A Justiça condenou um hospital, uma empresa fornecedora de oxigênio e a administração municipal de Campo Bom (RS) pelo desabastecimento de oxigênio ocorrido em março de 2021, no Hospital Lauro Reus, durante o período mais crítico da pandemia de COVID-19. A decisão foi proferida neste domingo (02/02).
O episódio resultou na morte de seis pacientes no dia 19 de março de 2021 – todos internados na UTI devido à COVID-19 – e, nos 15 dias seguintes, outros 16 vieram a óbito. Como resultado, a Justiça determinou o pagamento de danos morais coletivos no valor de R$ 1 milhão, além da obrigação de indenizar individualmente os familiares das vítimas por danos morais e materiais.
Entenda o caso
O Ministério Público moveu uma ação civil pública contra os responsáveis, apontando falhas no fornecimento de oxigênio durante um dos períodos mais críticos da pandemia. Além da indenização coletiva, o MP também solicitou a indisponibilidade de bens dos réus no valor de R$ 8 milhões e a compensação individual das vítimas e de seus familiares.
Diversas investigações foram conduzidas, incluindo perícia técnica, auditoria da Secretaria Estadual de Saúde e sindicância interna. Segundo o MP, um laudo técnico confirmou que houve falhas na ativação do sistema de backup e na troca dos cilindros reservas, o que resultou na interrupção total do fornecimento de oxigênio.
Os envolvidos apresentaram diferentes versões sobre o ocorrido.

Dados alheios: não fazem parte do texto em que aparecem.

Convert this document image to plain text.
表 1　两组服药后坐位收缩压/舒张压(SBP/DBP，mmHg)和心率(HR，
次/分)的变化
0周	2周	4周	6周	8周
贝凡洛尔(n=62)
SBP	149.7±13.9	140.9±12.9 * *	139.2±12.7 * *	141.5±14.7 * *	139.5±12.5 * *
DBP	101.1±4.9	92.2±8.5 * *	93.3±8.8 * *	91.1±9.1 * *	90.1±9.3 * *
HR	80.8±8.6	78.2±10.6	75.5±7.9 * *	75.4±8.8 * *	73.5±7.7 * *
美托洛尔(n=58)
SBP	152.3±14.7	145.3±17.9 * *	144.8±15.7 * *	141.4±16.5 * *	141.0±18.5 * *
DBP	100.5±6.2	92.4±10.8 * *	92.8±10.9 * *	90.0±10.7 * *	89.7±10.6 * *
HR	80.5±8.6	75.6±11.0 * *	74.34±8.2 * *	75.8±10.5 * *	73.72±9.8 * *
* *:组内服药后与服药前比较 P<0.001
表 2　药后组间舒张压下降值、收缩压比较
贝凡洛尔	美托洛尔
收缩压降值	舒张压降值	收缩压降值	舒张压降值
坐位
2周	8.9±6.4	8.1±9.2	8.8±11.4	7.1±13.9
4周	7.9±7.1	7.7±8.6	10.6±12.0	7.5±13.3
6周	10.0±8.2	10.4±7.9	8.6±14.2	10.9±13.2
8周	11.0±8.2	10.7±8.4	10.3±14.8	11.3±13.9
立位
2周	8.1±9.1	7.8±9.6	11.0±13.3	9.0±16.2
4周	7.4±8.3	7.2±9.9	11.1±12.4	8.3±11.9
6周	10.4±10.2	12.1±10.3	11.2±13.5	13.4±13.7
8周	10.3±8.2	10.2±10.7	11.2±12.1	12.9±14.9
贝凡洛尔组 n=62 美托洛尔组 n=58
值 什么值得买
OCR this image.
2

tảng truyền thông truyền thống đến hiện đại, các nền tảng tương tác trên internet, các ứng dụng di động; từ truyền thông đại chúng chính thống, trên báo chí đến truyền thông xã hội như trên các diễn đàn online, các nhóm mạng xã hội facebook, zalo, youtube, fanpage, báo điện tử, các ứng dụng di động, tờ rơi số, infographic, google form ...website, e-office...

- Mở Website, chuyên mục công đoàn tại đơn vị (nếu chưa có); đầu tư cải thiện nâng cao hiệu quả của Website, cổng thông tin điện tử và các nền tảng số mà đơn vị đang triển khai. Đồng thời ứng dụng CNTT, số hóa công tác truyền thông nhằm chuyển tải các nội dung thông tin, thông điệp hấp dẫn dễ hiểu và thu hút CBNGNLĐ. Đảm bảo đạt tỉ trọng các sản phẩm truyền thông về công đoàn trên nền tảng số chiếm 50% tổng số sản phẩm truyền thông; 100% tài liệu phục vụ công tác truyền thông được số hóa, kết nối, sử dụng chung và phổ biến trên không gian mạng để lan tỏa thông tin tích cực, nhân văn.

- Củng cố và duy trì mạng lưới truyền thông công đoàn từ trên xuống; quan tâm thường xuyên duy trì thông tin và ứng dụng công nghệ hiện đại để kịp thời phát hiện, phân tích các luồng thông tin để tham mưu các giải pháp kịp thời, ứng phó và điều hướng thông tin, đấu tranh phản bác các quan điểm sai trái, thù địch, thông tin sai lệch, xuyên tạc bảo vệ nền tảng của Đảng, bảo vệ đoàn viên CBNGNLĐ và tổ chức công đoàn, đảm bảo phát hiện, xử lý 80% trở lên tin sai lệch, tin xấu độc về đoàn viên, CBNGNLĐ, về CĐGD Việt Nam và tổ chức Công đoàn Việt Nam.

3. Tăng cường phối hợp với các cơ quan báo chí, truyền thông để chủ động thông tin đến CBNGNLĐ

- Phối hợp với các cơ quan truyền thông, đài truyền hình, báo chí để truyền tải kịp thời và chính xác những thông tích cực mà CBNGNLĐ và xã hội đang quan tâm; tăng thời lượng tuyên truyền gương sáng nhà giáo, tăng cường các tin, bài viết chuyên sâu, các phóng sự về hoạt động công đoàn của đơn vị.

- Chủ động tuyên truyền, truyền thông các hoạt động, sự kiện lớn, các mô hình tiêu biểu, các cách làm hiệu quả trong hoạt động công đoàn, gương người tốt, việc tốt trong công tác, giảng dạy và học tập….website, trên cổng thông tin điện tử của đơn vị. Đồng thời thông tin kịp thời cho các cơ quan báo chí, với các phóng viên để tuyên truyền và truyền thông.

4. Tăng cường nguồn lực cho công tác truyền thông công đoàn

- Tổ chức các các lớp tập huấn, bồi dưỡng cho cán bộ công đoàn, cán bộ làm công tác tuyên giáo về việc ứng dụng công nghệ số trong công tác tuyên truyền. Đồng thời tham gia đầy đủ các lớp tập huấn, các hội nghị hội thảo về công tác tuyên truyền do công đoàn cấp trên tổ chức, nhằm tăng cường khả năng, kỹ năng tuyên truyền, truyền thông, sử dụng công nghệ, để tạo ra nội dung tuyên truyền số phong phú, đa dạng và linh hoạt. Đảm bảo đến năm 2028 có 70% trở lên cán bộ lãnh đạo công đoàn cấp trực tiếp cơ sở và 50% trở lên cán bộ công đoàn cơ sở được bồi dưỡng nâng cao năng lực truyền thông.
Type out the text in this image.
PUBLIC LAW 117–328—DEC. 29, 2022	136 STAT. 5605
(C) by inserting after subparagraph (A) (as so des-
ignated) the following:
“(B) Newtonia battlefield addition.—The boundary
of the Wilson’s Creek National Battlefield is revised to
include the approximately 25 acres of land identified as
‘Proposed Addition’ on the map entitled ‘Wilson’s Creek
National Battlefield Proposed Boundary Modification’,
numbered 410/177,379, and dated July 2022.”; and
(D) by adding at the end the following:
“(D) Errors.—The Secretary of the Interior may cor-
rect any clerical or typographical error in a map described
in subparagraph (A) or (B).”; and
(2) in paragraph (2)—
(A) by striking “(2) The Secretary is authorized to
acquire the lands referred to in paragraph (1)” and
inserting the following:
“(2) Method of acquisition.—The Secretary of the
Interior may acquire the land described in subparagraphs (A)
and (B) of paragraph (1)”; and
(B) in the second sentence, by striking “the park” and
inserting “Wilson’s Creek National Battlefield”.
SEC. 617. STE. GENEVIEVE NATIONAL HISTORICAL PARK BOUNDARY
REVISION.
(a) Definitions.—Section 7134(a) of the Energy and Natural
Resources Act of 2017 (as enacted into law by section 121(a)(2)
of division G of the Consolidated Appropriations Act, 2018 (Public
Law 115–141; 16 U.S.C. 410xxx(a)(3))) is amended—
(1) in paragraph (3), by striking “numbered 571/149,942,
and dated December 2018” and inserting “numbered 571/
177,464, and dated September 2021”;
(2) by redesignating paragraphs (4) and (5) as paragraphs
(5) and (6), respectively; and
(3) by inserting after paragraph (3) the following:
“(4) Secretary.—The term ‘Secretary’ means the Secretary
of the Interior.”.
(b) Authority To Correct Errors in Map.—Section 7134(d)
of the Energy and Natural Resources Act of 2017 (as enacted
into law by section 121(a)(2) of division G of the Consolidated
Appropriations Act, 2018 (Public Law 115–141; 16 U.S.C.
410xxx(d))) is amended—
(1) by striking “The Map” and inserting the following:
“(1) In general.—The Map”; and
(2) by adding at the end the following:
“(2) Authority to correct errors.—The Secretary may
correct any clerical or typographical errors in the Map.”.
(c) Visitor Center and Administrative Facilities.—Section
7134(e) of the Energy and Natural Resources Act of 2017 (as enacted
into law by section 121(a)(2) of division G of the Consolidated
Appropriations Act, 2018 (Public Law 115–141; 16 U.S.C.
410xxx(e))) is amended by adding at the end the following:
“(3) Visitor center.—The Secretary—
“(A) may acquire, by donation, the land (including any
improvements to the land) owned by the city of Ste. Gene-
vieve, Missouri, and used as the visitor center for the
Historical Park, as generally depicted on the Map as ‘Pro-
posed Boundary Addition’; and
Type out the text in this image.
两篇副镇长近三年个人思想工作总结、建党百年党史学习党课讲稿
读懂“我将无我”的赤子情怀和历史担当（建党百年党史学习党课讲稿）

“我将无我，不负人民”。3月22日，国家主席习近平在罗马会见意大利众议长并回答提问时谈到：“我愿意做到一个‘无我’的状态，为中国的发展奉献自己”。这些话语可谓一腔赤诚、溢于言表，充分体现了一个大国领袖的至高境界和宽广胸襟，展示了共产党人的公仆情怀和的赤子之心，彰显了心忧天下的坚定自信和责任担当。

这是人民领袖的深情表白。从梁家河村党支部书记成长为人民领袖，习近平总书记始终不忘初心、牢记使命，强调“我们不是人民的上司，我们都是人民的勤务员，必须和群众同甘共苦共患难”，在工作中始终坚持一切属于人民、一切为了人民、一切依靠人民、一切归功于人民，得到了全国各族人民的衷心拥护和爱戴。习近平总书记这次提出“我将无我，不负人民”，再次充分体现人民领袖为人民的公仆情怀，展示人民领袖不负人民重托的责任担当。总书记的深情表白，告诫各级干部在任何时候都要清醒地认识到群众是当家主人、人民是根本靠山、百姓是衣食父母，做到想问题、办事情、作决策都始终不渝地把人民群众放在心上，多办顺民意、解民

A empresa fornecedora de oxigênio alegou que não houve falha no fornecimento, mas sim má gestão do estoque por parte do hospital, que não teria seguido protocolos adequados para monitorar os níveis de oxigênio. Também argumentou que não possuía obrigação contratual de monitoramento remoto via telemetria. Já a administração hospitalar sustentou que os pacientes não ficaram sem oxigênio, pois foram ventilados manualmente pelos profissionais de saúde, e negou que as mortes estivessem diretamente ligadas ao incidente. A prefeitura, por sua vez, alegou não ter responsabilidade pelo gerenciamento do hospital, atribuindo a administração da unidade à instituição beneficente que a geria.
O pedido de bloqueio de bens foi indeferido, mas o município acabou incluído na ação judicial, sendo reconhecida sua responsabilidade subsidiária.
Decisão da Justiça
O juiz responsável pelo caso reconheceu a responsabilidade solidária do hospital e da empresa fornecedora de oxigênio, além da responsabilidade subsidiária do município. Após analisar os laudos periciais e a cronologia dos acontecimentos, a Justiça constatou falha grave na prestação do serviço de saúde. Foi comprovado que a empresa de oxigênio foi acionada no dia anterior ao desabastecimento, mas não atendeu a solicitação a tempo, mesmo ciente do aumento do consumo de oxigênio nas semanas anteriores.
O magistrado também destacou o depoimento de um médico com mais de 30 anos de experiência em terapia intensiva, que relatou nunca ter presenciado uma situação tão caótica. Ele reforçou que a tragédia poderia ter sido evitada caso medidas preventivas tivessem sido adotadas. Segundo o relatório de auditoria do Departamento de Auditoria do SUS (DEASUS), as falhas no gerenciamento dos estoques foram determinantes para o desfecho trágico.
Na sentença, a Justiça refutou a tentativa da administração hospitalar de transferir a responsabilidade exclusivamente para a empresa fornecedora de oxigênio, argumentando que era dever da unidade hospitalar garantir o abastecimento contínuo e evitar riscos aos pacientes, principalmente em um período crítico da pandemia. A empresa foi considerada responsável por omissão e falhas operacionais, pois não atendeu à solicitação de abastecimento emergencial, mesmo tendo sido informada sobre os níveis críticos de oxigênio nove dias antes da tragédia.
A sentença também determinou que a prefeitura tinha o dever de fiscalizar e garantir a adequada prestação dos serviços de saúde, conforme prevê a Constituição Federal. O juiz destacou que a ampla repercussão do caso gerou desconfiança e medo na população, especialmente entre aqueles que dependem do atendimento público.
Indenizações às vítimas
Além da indenização coletiva de R$ 1 milhão, hospital, empresa fornecedora de oxigênio e município foram condenados a pagar danos morais e materiais individualmente às famílias das vítimas. Com base na decisão, os familiares poderão requerer as indenizações, bastando comprovar os prejuízos sofridos, sem necessidade de demonstrar novamente a culpa dos réus.
A decisão reforça a necessidade de transparência e fiscalização rigorosa na gestão hospitalar e na prestação de serviços de saúde, evitando que tragédias como essa voltem a ocorrer.